Monday, April 21, 2008

World 'may face deepest recession in 30 years'

World 'may face deepest recession in 30 years'
22 April, 2008

But govts can lessen the pain by acting swiftly to stabilise markets: Tony Tan

By Bryan Lee, Economics Correspondent, THE STRAITS TIMES

ST PHOTO: LIM WUI LIANG
THE world could be facing its worst recession in three decades, but governments can lessen the effects of the downturn if they act decisively within the next three to four months.

The warning came from Dr Tony Tan, the deputy chairman of the Government of Singapore Investment Corporation (GIC), who urged policymakers to take strong action to stabilise investment markets and sentiment amid the extreme uncertainty surrounding the global economy.

'We could be facing a recession which is longer, deeper and wider than any recession that we have encountered in the last 30 years,' he said yesterday.

'The next few years may well be among the most challenging years for GIC since our establishment in 1981.'

As for the GIC's recent investments in global banks UBS and Citigroup, Dr Tan said these long-term investments will 'give us good returns when markets stabilise and economic conditions return to more normal levels'.

The world economy and its financial markets are in turmoil, triggered by a mortgage crisis in the United States that is still unfolding.

The crisis of confidence has led central banks, especially the US Federal Reserve, to intervene in unprecedented ways to avert a seizure in the world's banking system.

Dr Tan told about 500 staff at the GIC's first annual staff conference: 'The prospects for the US economy and possibly even the world economy are fraught with considerable downside risks.'

He warned that financial markets will be 'extremely nervous and volatile over the next one to two years'.

But the pain can be reduced and shortened if policymakers around the world act swiftly, he said. By doing so, 'investment markets and sentiments can turn around sharply'.

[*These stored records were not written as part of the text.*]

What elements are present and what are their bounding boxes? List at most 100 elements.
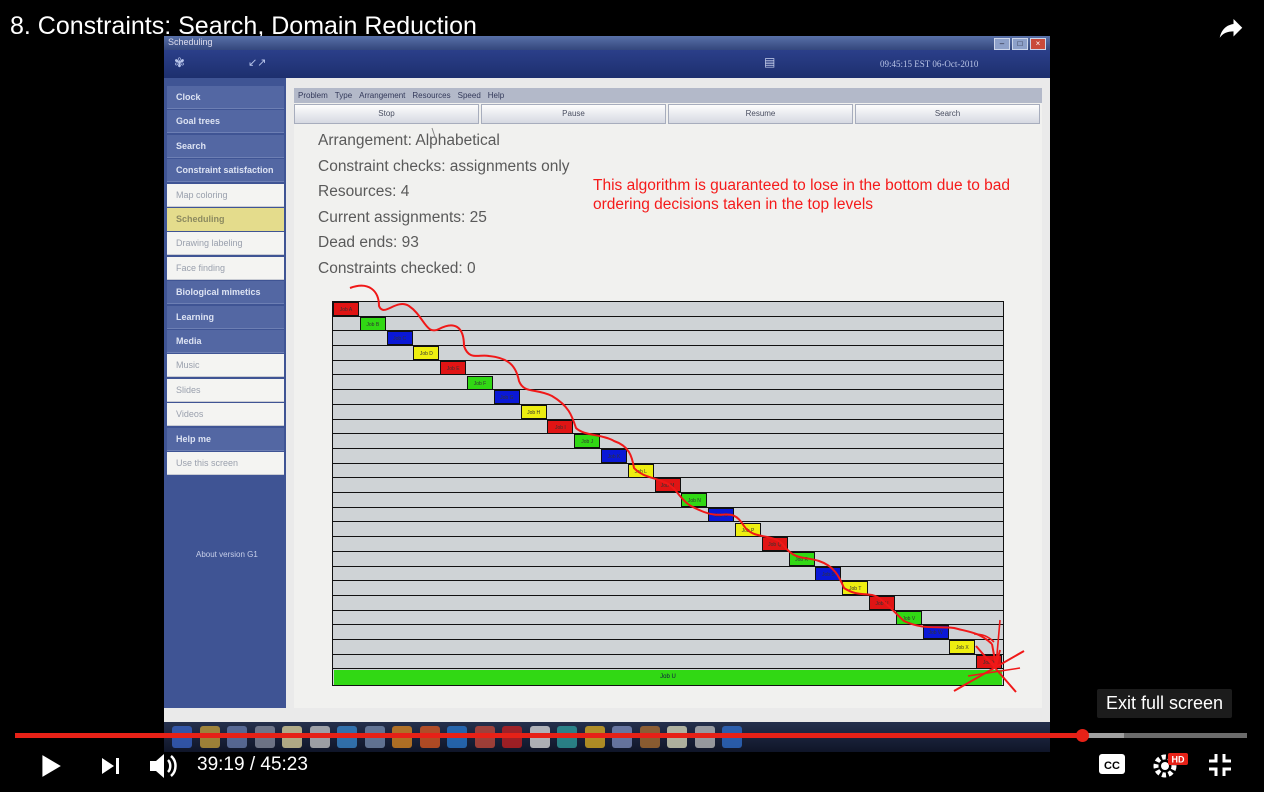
sidebar-item-use-this-screen[interactable]: Use this screen xyxy=(167,452,284,475)
minimize-button[interactable]: – xyxy=(994,38,1010,50)
resources-info: Resources: 4 xyxy=(318,183,410,201)
job-block-red: Job U xyxy=(869,596,895,610)
sidebar-item-media[interactable]: Media xyxy=(167,330,284,353)
app-logo-icon: ✾ xyxy=(174,55,185,70)
constraints-checked-info: Constraints checked: 0 xyxy=(318,260,476,277)
exit-fullscreen-tooltip: Exit full screen xyxy=(1097,689,1233,718)
scrub-handle[interactable] xyxy=(1075,729,1089,742)
grid-row xyxy=(333,537,1003,552)
menu-type[interactable]: Type xyxy=(335,88,352,103)
sidebar: Clock Goal trees Search Constraint satisfac… xyxy=(164,78,286,708)
clock-display: 09:45:15 EST 06-Oct-2010 xyxy=(880,59,979,69)
grid-row xyxy=(333,302,1003,317)
job-block-yellow: Job T xyxy=(842,581,869,596)
grid-row xyxy=(333,331,1003,347)
app-header: ✾ ↙↗ ▤ 09:45:15 EST 06-Oct-2010 xyxy=(164,50,1050,78)
exit-fullscreen-icon[interactable] xyxy=(1207,752,1233,778)
main-panel: Problem Type Arrangement Resources Speed Help… xyxy=(294,88,1042,708)
app-window: Scheduling – □ × ✾ ↙↗ ▤ 09:45:15 EST 06-… xyxy=(164,36,1050,726)
job-block-red: Job Q xyxy=(761,537,788,552)
sidebar-item-map-coloring[interactable]: Map coloring xyxy=(167,183,284,207)
menu-speed[interactable]: Speed xyxy=(458,88,481,103)
resume-button[interactable]: Resume xyxy=(668,104,853,124)
volume-icon[interactable] xyxy=(148,751,180,781)
job-block-blue: Job S xyxy=(815,566,842,581)
arrangement-info: Arrangement: Alphabetical xyxy=(318,132,500,149)
grid-row xyxy=(333,390,1003,405)
grid-row xyxy=(333,361,1003,376)
sidebar-item-search[interactable]: Search xyxy=(167,134,284,158)
job-block-red: Job E xyxy=(440,360,467,375)
play-icon[interactable] xyxy=(37,753,63,779)
job-block-yellow: Job D xyxy=(413,346,440,361)
played-bar xyxy=(15,733,1082,738)
job-block-green: Job N xyxy=(681,493,708,508)
job-block-green: Job V xyxy=(895,610,922,625)
grid-row xyxy=(333,552,1003,567)
menu-help[interactable]: Help xyxy=(488,88,504,103)
grid-row xyxy=(333,434,1003,449)
sidebar-item-constraint-satisfaction[interactable]: Constraint satisfaction xyxy=(167,159,284,183)
time-display: 39:19 / 45:23 xyxy=(197,754,308,775)
sidebar-item-videos[interactable]: Videos xyxy=(167,403,284,427)
window-titlebar: Scheduling – □ × xyxy=(164,36,1050,50)
job-block-green: Job R xyxy=(788,551,815,566)
red-annotation-text: This algorithm is guaranteed to lose in … xyxy=(593,177,1011,213)
grid-row xyxy=(333,508,1003,523)
grid-row xyxy=(333,420,1003,435)
grid-row xyxy=(333,405,1003,420)
sidebar-item-face-finding[interactable]: Face finding xyxy=(167,256,284,280)
job-block-blue: Job K xyxy=(601,449,627,463)
sidebar-item-help-me[interactable]: Help me xyxy=(167,427,284,451)
captions-icon[interactable]: CC xyxy=(1098,753,1126,775)
menu-arrangement[interactable]: Arrangement xyxy=(359,88,405,103)
schedule-grid: Job U Job A Job B Job C Job D Job E Job F Job … xyxy=(332,301,1004,686)
close-button[interactable]: × xyxy=(1030,38,1046,50)
menu-problem[interactable]: Problem xyxy=(298,88,328,103)
grid-row xyxy=(333,376,1003,391)
grid-row xyxy=(333,581,1003,596)
about-version[interactable]: About version G1 xyxy=(196,550,258,559)
grid-row xyxy=(333,625,1003,641)
stop-button[interactable]: Stop xyxy=(294,104,479,124)
sidebar-item-goal-trees[interactable]: Goal trees xyxy=(167,110,284,134)
pause-button[interactable]: Pause xyxy=(481,104,666,124)
svg-text:CC: CC xyxy=(1104,760,1120,772)
sidebar-item-learning[interactable]: Learning xyxy=(167,305,284,329)
next-icon[interactable] xyxy=(99,754,123,778)
menu-bar: Problem Type Arrangement Resources Speed Help xyxy=(294,88,1042,103)
sidebar-item-scheduling[interactable]: Scheduling xyxy=(167,208,284,231)
job-block-red: Job Y xyxy=(976,654,1003,669)
share-icon[interactable] xyxy=(1214,14,1248,44)
menu-resources[interactable]: Resources xyxy=(412,88,450,103)
grid-row xyxy=(333,640,1003,655)
grid-row xyxy=(333,493,1003,508)
maximize-button[interactable]: □ xyxy=(1012,38,1028,50)
job-block-red: Job A xyxy=(333,302,359,316)
printer-icon[interactable]: ▤ xyxy=(764,55,775,69)
job-block-blue: Job G xyxy=(493,390,520,405)
unassigned-job-bar: Job U xyxy=(334,670,1002,685)
sidebar-item-slides[interactable]: Slides xyxy=(167,378,284,402)
settings-icon[interactable]: HD xyxy=(1151,750,1189,780)
job-block-yellow: Job H xyxy=(520,404,547,419)
back-forward-icon[interactable]: ↙↗ xyxy=(248,56,266,69)
job-block-green: Job B xyxy=(359,316,386,331)
current-assignments-info: Current assignments: 25 xyxy=(318,208,487,226)
sidebar-item-drawing-labeling[interactable]: Drawing labeling xyxy=(167,232,284,256)
sidebar-item-clock[interactable]: Clock xyxy=(167,86,284,109)
job-block-yellow: Job L xyxy=(627,463,654,478)
job-block-red: Job M xyxy=(654,478,681,493)
job-block-yellow: Job P xyxy=(735,522,761,537)
dead-ends-info: Dead ends: 93 xyxy=(318,234,419,252)
progress-bar[interactable] xyxy=(15,729,1247,742)
sidebar-item-music[interactable]: Music xyxy=(167,354,284,378)
grid-row xyxy=(333,464,1003,479)
job-block-yellow: Job X xyxy=(949,640,976,655)
job-block-green: Job J xyxy=(574,434,601,449)
search-button[interactable]: Search xyxy=(855,104,1040,124)
sidebar-item-biological-mimetics[interactable]: Biological mimetics xyxy=(167,281,284,305)
grid-row xyxy=(333,567,1003,582)
grid-row xyxy=(333,596,1003,611)
svg-text:HD: HD xyxy=(1172,755,1185,765)
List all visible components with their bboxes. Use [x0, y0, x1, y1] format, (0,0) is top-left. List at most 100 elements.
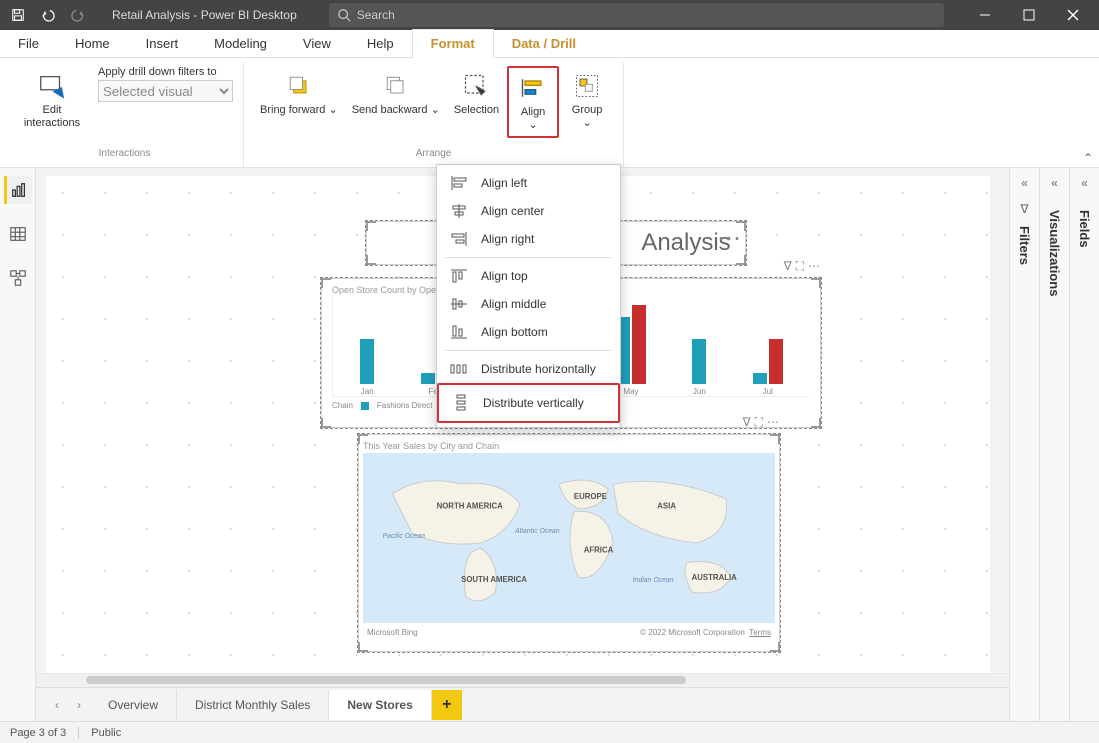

The alternative is that market forces would be left to themselves to stabilise the US housing sector, which would be a 'considerably more painful and long-drawn process'.

Dr Tan said the GIC has been alert to the prospect of the current problems since last year and moved its portfolio to a more conservative posture by selling some shares and holding on to the cash.

Such a move, said Dr Tan, had not been taken for 'quite some time'. And it provided liquidity for the GIC's subsequent investments into UBS and Citigroup.

The GIC has beefed up its management structure over the past nine months. After creating four senior posts in July last year, the GIC set up three group-level committees to oversee operations, investments and risks across its three main units.

The management committee is helmed by managing director Lim Siong Guan and looks into organisational, business and personnel issues.

The investment committee is charged with developing and implementing asset allocation policies and investment strategies. Led by chief investment officer Ng Kok Song, it also does regular reviews of the risk and performance of the GIC's various investments.

Finally, the risk committee provides oversight and guidance for the GIC's risk management policies and practices. It is led by chief risk officer Sung Cheng Chih.

Mr Ng's and Dr Sung's appointments were two of the new posts created last July. The other appointments were for GIC's asset management arm. GIC managing director Lee Ek Tieng was made chairman of the subsidiary and Mr Quah Wee Ghee, president.

'This management structure enables GIC to have groupwide oversight on our operations, investments and risks,' said Dr Tan.

But it also gives sufficient autonomy to the GIC's investment subsidiaries - asset management, real estate and special investments - so that they can respond in a timely fashion to changes in investment circumstances, he added.